How To Format A Cover Letter With Examples
The first step to formatting your cover letter is choosing a business letter format. A typical business letter has the following elements:
Address of the person you are writing to (e.g., Bob Smith, President, and CEO)
An opening greeting that identifies you and explains why you’re writing (e.g., Dear Mr. Smith, or To Whom It May Concern:)
A paragraph explaining that you have been referred to this company by a mutual acquaintance, usually in the form of an introductory sentence followed by an explanation as to why that person would refer someone like yourself to work at their organization (e.g., “I was referred by Jane Smith because she knows I am a hard worker.”)
A closing salutation thanking the reader for his/her time signed sincerely yours
How To Start A Cover Letter With Examples And Tips
How to Start a Cover Letter
Your cover letter is your first chance to make an impression on a hiring manager. To do that, it needs to be well-written and specific to the job you’re applying for so you can set yourself apart from other applicants. Here are some tips for writing one that will help you stand out:
Address your cover letter directly to the hiring manager or recruiter of the company you’re applying with (if their contact information is available)
Be brief the purpose of this document is not just to describe your skillset but also to demonstrate how they fit into what the employer needs for them to hire you; that means keeping things short and sweet!
When To Send A Cover Letter (And When You Can Skip It)

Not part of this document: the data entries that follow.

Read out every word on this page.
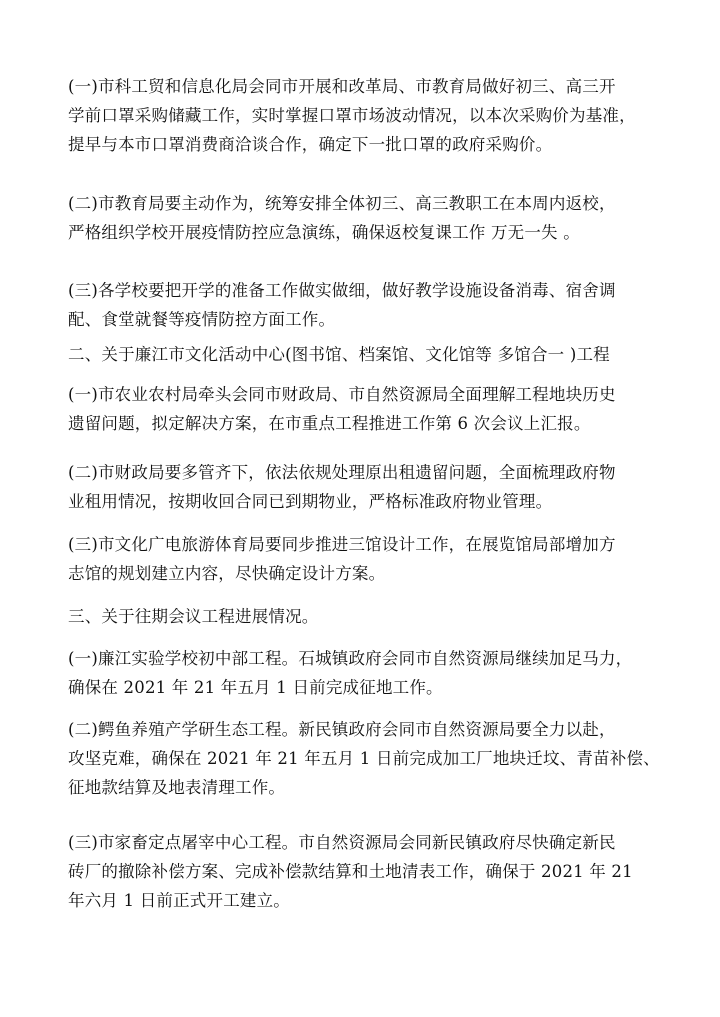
(一)市科工贸和信息化局会同市开展和改革局、市教育局做好初三、高三开
学前口罩采购储藏工作，实时掌握口罩市场波动情况，以本次采购价为基准，
提早与本市口罩消费商洽谈合作，确定下一批口罩的政府采购价。
(二)市教育局要主动作为，统筹安排全体初三、高三教职工在本周内返校，
严格组织学校开展疫情防控应急演练，确保返校复课工作 万无一失 。
(三)各学校要把开学的准备工作做实做细，做好教学设施设备消毒、宿舍调
配、食堂就餐等疫情防控方面工作。
二、关于廉江市文化活动中心(图书馆、档案馆、文化馆等 多馆合一 )工程
(一)市农业农村局牵头会同市财政局、市自然资源局全面理解工程地块历史
遗留问题，拟定解决方案，在市重点工程推进工作第 6 次会议上汇报。
(二)市财政局要多管齐下，依法依规处理原出租遗留问题，全面梳理政府物
业租用情况，按期收回合同已到期物业，严格标准政府物业管理。
(三)市文化广电旅游体育局要同步推进三馆设计工作，在展览馆局部增加方
志馆的规划建立内容，尽快确定设计方案。
三、关于往期会议工程进展情况。
(一)廉江实验学校初中部工程。石城镇政府会同市自然资源局继续加足马力，
确保在 2021 年 21 年五月 1 日前完成征地工作。
(二)鳄鱼养殖产学研生态工程。新民镇政府会同市自然资源局要全力以赴，
攻坚克难，确保在 2021 年 21 年五月 1 日前完成加工厂地块迁坟、青苗补偿、
征地款结算及地表清理工作。
(三)市家畜定点屠宰中心工程。市自然资源局会同新民镇政府尽快确定新民
砖厂的撤除补偿方案、完成补偿款结算和土地清表工作，确保于 2021 年 21
年六月 1 日前正式开工建立。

When you send a cover letter, you are introducing yourself to the employer. The cover letter is a way to show that you are more than just a resume. The best way to do this is by demonstrating your ability to be an asset to their company and why they should hire you over other candidates that they are considering for the position.

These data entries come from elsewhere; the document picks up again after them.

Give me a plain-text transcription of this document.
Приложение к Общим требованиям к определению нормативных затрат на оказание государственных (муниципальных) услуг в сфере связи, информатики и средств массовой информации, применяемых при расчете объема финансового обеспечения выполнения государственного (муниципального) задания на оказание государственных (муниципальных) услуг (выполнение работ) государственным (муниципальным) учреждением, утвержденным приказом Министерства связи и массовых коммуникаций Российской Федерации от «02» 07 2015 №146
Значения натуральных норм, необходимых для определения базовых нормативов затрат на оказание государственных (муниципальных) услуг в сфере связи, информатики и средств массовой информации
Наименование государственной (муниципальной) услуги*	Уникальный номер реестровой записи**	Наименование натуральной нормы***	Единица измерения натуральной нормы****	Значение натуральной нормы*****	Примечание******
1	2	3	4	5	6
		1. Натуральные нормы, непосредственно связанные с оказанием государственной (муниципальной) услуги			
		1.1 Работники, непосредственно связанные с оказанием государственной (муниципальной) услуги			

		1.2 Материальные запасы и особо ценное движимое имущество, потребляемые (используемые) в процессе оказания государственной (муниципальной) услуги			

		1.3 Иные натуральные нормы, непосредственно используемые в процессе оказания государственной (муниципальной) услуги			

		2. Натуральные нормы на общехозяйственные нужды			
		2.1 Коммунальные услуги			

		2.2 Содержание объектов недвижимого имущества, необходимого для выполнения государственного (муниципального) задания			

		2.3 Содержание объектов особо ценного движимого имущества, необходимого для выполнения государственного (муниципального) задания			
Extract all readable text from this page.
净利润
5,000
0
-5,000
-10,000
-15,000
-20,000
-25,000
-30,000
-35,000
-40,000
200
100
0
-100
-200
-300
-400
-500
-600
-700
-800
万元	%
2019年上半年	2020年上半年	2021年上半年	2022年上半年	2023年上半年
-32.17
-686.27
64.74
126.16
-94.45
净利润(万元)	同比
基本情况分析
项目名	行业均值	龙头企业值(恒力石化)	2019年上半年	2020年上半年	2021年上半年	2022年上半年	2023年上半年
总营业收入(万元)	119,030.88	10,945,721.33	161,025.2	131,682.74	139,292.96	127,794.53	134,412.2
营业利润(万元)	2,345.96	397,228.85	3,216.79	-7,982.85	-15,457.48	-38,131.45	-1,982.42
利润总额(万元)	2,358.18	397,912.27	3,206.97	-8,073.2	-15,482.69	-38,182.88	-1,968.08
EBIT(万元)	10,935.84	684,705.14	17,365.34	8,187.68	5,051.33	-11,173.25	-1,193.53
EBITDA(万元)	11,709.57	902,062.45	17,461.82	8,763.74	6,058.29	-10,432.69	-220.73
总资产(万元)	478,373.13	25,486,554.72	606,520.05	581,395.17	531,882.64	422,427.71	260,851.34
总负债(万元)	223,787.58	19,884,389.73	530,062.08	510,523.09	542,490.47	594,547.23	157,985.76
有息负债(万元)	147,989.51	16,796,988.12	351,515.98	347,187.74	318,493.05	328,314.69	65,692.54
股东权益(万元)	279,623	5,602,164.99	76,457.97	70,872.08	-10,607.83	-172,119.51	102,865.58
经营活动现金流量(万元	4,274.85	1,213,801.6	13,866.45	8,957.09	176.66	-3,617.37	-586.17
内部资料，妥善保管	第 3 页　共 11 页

When applying for jobs, it’s highly recommended that you include a cover letter with your application materials because it gives employers an insight into who exactly they’re hiring before they ever meet them in person or speak on the phone about their qualifications.
It also helps set them apart from all other applicants because it allows them an opportunity for further research into what makes this person so great!
Should I Follow Up After Submitting A Resume?
If you have an active job search going on, it’s important to follow up with potential employers after submitting your resume.
You may have submitted your resume through an online application portal or by sending a cover letter and resumé via email. In either case, follow up within one week to ensure that the information has been received and processed by the recipient.
This is especially critical if you’re applying for multiple positions at once but don’t want all of them to sit in the “Inbox” folder forever because they were never opened!
It’s also worthwhile to check back in again if you haven’t heard anything from a particular company within a month or two; sometimes these things can get lost in the shuffle and forgotten about quickly (even though they shouldn’t be).
Now that you know what to include in your cover letter and how to format it, it’s time to get started!
There are plenty of other things you can do to make sure your job search is as successful as possible and we hope that this blog post has given you some new ideas about how best to use them.
Remember that getting a job is a process, so take things slowly and keep at it until you find the perfect fit for your career goals.